A simple solution prevents perovskite solar cells from degrading in the sun

Perovskite solar cells are emerging as one of the most promising high efficiency, low manufacturing cost photovoltaic technologies to make solar energy more accessible.

But one of its main disadvantages is that perovskite solar cells tend to degrade much faster in direct sunlight than their silicon counterparts, reducing their performance over time.

Now UCLA researchers have found a simple fabrication suitable for repair the cause of the degradationremoving the biggest barrier to commercialization and widespread adoption of the technology.

The usual surface treatment used to eliminate defects in solar cells consists of depositing a layer of organic ions which makes the surface too negatively charged.

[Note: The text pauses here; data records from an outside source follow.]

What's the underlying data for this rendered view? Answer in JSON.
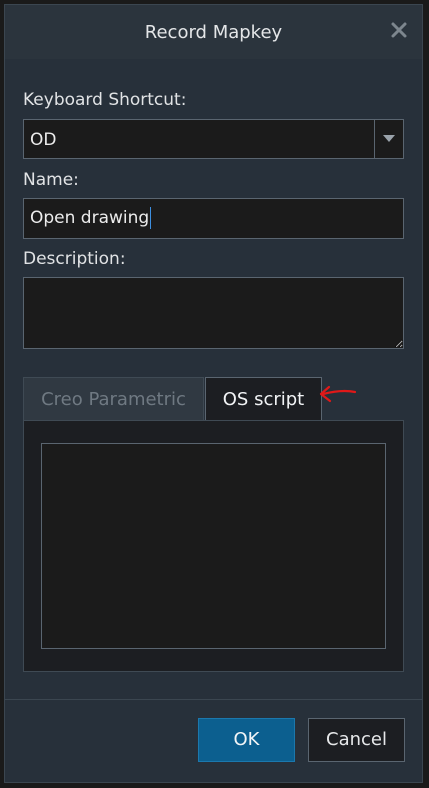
{
  "dialog": {
    "title": "Record Mapkey"
  },
  "form": {
    "shortcut_label": "Keyboard Shortcut:",
    "shortcut_value": "OD",
    "name_label": "Name:",
    "name_value": "Open drawing",
    "description_label": "Description:",
    "description_value": ""
  },
  "tabs": [
    {
      "label": "Creo Parametric",
      "active": false
    },
    {
      "label": "OS script",
      "active": true
    }
  ],
  "buttons": {
    "ok_label": "OK",
    "cancel_label": "Cancel"
  },
  "colors": {
    "accent": "#0c5f8f",
    "annotation": "#e01818"
  },
  "icons": {
    "close": "close-icon",
    "dropdown": "chevron-down-icon",
    "annotation": "arrow-left-icon"
  }
}
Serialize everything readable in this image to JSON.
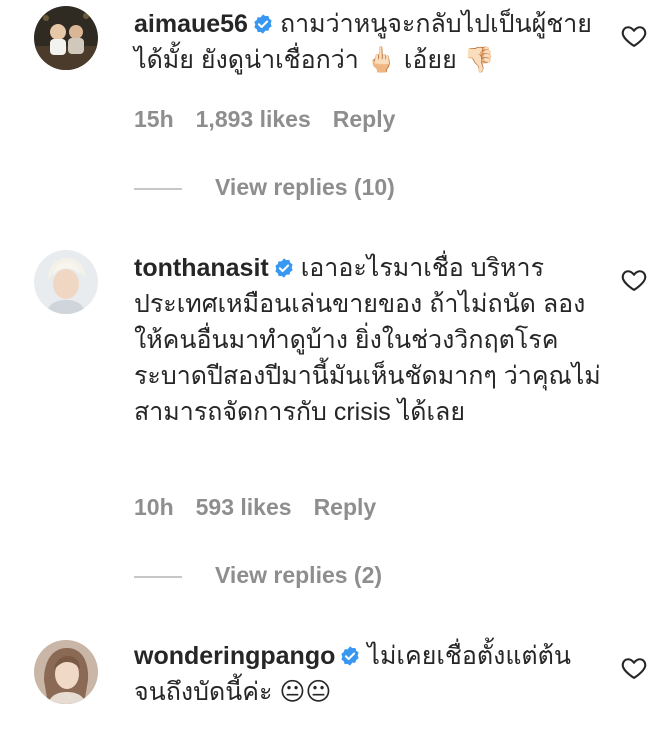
{
  "comments": [
    {
      "username": "aimaue56",
      "verified": true,
      "text": "ถามว่าหนูจะกลับไปเป็นผู้ชายได้มั้ย ยังดูน่าเชื่อกว่า 🖕🏻 เอ้ยย 👎🏻",
      "time": "15h",
      "likes": "1,893 likes",
      "reply_label": "Reply",
      "view_replies": "View replies (10)",
      "avatar_icon": "user-avatar-photo"
    },
    {
      "username": "tonthanasit",
      "verified": true,
      "text": "เอาอะไรมาเชื่อ บริหารประเทศเหมือนเล่นขายของ ถ้าไม่ถนัด ลองให้คนอื่นมาทำดูบ้าง ยิ่งในช่วงวิกฤตโรคระบาดปีสองปีมานี้มันเห็นชัดมากๆ ว่าคุณไม่สามารถจัดการกับ crisis ได้เลย",
      "time": "10h",
      "likes": "593 likes",
      "reply_label": "Reply",
      "view_replies": "View replies (2)",
      "avatar_icon": "user-avatar-photo"
    },
    {
      "username": "wonderingpango",
      "verified": true,
      "text": "ไม่เคยเชื่อตั้งแต่ต้นจนถึงบัดนี้ค่ะ 😐😐",
      "avatar_icon": "user-avatar-photo"
    }
  ],
  "colors": {
    "text": "#262626",
    "muted": "#8e8e8e",
    "verified_blue": "#3897f0",
    "divider": "#c7c7c7"
  },
  "icons": {
    "verified": "verified-badge-icon",
    "like": "heart-outline-icon"
  }
}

The treatment aims to improve the efficiency of energy conversion during the manufacturing process of perovskite solar cells.

The UCLA-led team found that this treatment also unintentionally creates a more electron-rich surface, a potential trap for energy-carrying electrons to congregate on the surface. This, in turn, destabilizes the ordered arrangement of atoms, and over time perovskite solar cells become less and less efficient.

The UCLA team solved this problem by combining positively charged ions with negatively charged ions to treat the surface. The technique allows the surface to be more neutral and stable to electrons, while preserving the integrity of the defect prevention surface treatments.

The researchers tested their solar cells in the lab under accelerated aging conditions and 24/7 lighting designed to mimic sunlight. Solar cells treated with the new technique managed to retain 87% of their original performance converting sunlight into electricity for over 2,000 hours, far better than solar cells without the treatment, which reduced efficiency to 65%.

Our perovskite solar cells are among the most stable in terms of efficiency to date. At the same time, we have also established new fundamental knowledge, upon which the community can further develop and refine our versatile technique to design even more stable perovskite solar cells.

Shaun Tan, co-author of the study.

More information: www.nature.com (English text).